Development of Extracellular Matrix-Retaining Mesenchymal Stromal Cell Fibers for Novel Endovascular Regenerative Therapy for Aortic Disease

Postoperative aneurysm sac enlargement is a significant clinical issue in endovascular aortic aneurysm repair that is potentially associated with impaired microcirculation in the aneurysmal wall. We developed centimeter-long, fiber-shaped aggregates of human bone marrow-derived mesenchymal stromal cells (HMSC fiber) to function as a scaffold-free cellular construct applicable to endovascular treatment. HMSC fibers were fabricated using a cell self-aggregation technique and optimized by controlling the cell number per unit length to preserve cellular viability and mechanical stability. The resulting fibers retained mesenchymal stromal cell characteristics and endogenous extracellular matrix, facilitating smooth handling and intraluminal delivery without structural collapse.

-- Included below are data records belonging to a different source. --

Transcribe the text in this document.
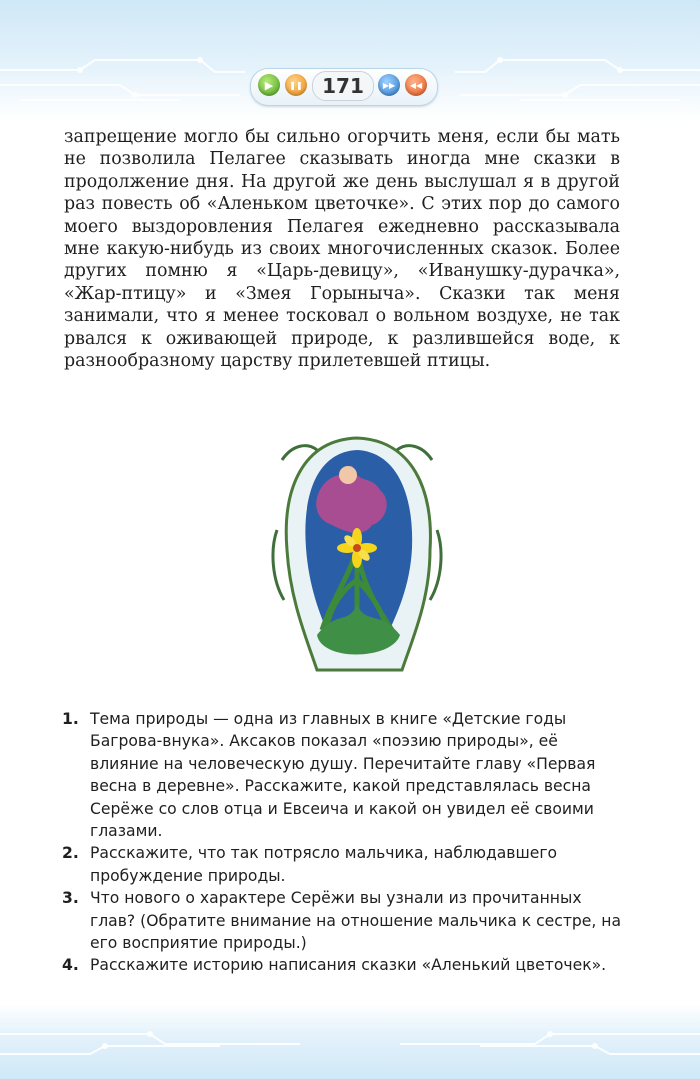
▶ ❚❚ 171	▶▶ ◀◀
запрещение могло бы сильно огорчить меня, если бы мать не позволила Пелагее сказывать иногда мне сказки в продолжение дня. На другой же день выслушал я в другой раз повесть об «Аленьком цветочке». С этих пор до самого моего выздоровления Пелагея ежедневно рассказывала мне какую-нибудь из своих многочисленных сказок. Более других помню я «Царь-девицу», «Иванушку-дурачка», «Жар-птицу» и «Змея Горыныча». Сказки так меня занимали, что я менее тосковал о вольном воздухе, не так рвался к оживающей природе, к разлившейся воде, к разнообразному царству прилетевшей птицы.
1. Тема природы — одна из главных в книге «Детские годы Багрова-внука». Аксаков показал «поэзию природы», её влияние на человеческую душу. Перечитайте главу «Первая весна в деревне». Расскажите, какой представлялась весна Серёже со слов отца и Евсеича и какой он увидел её своими глазами.
2. Расскажите, что так потрясло мальчика, наблюдавшего пробуждение природы.
3. Что нового о характере Серёжи вы узнали из прочитанных глав? (Обратите внимание на отношение мальчика к сестре, на его восприятие природы.)
4. Расскажите историю написания сказки «Аленький цветочек».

After transcatheter administration into a swine aortic aneurysm model, HMSC fiber-induced fibroconnective tissue formation stimulated neovascularization within the aneurysm cavity. These findings demonstrate the feasibility of HMSC fiber as a controllable and stable platform for localized endovascular cell delivery. Furthermore, this study established their potential utility as a regenerative adjunct to current endovascular treatment for aortic disease.